In the early Ottoman era, the building's administration was in the Ibn Jama‘a family.

It is now in disrepair and intensive restorations would be needed.

== Description ==

It consists of two levels. The higher level is beside the Ḥaram compound and includes two iwans, a tomb chamber, and an assembly hall. The lower level is below the level of the Ḥaram and includes habitation cells around a courtyard.
The courtyard has a wellhead, giving access to a cistern below.
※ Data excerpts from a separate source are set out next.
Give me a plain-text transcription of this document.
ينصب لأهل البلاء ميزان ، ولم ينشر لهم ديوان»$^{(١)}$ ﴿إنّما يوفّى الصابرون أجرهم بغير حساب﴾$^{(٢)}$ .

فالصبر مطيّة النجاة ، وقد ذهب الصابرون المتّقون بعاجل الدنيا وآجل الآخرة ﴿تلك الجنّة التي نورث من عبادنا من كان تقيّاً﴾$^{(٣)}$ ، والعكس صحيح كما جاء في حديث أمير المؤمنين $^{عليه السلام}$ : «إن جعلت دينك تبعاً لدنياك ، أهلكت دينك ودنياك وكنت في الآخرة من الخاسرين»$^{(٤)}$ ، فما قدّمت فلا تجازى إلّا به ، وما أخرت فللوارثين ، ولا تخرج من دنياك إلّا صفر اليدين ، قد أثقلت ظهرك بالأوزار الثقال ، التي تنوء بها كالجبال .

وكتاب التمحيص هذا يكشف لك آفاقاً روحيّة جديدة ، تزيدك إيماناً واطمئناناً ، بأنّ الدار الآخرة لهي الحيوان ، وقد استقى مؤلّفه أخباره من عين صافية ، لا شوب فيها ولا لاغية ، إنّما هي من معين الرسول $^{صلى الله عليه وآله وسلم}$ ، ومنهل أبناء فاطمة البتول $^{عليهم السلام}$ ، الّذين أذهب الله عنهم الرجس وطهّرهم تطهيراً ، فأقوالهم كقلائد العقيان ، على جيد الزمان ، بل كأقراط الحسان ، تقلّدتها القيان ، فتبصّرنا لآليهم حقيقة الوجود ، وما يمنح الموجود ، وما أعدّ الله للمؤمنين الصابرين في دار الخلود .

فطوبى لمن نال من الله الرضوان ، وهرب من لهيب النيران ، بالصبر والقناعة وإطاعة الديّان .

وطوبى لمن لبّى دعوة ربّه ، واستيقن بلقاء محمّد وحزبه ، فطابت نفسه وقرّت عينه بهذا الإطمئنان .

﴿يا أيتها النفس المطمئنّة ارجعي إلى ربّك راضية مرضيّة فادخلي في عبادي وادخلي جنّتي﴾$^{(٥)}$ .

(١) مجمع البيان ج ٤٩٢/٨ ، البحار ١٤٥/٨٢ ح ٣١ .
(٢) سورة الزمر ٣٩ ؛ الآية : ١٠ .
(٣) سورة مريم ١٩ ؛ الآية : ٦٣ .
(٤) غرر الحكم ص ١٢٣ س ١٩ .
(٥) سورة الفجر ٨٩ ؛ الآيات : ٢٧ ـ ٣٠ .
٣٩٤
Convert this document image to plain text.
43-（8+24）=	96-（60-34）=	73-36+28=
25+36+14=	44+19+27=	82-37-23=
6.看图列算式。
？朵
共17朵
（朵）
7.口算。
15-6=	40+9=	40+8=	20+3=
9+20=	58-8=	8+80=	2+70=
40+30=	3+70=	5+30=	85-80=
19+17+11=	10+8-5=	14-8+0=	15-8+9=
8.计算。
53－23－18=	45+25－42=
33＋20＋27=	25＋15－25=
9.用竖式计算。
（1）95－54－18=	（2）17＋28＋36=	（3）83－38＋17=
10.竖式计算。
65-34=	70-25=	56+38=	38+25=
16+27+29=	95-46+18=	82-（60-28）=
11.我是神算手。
In addition to the tomb of Oghul Khatun, it includes the tombs of several prominent people:
- Mohammad Ali Jauhar (Muhammad Ali al-Hindi), a founder of the All-India Muslim League.
- some members of the Husayni (Husseini) family:
  - Musa al-Husayni, a leader in the Palestine Arab Congress.
  - Abd al-Qader al-Husseini, an uprising commander.
  - Faisal Husseini, a statesman.
  - Ahmed Hilmi Pasha, soldier, economist, and politician
- Abdul Hameed Shoman, the founder of the Arab Bank.

== Environs ==

To its east, it joins the Ḥaram compound's west wall's riwāq (arcade), which includes the Cotton Merchants' Gate to the south.

It is immediately north of the Cotton Merchants' Market.
Farther south is ʿUthmāniyya Madrasa.

To its north are the Muzhiriyya & Arghūniyya Madrasas.
Its current entrance is a small passageway between those two madrasas, leading north to Iron Gate Road.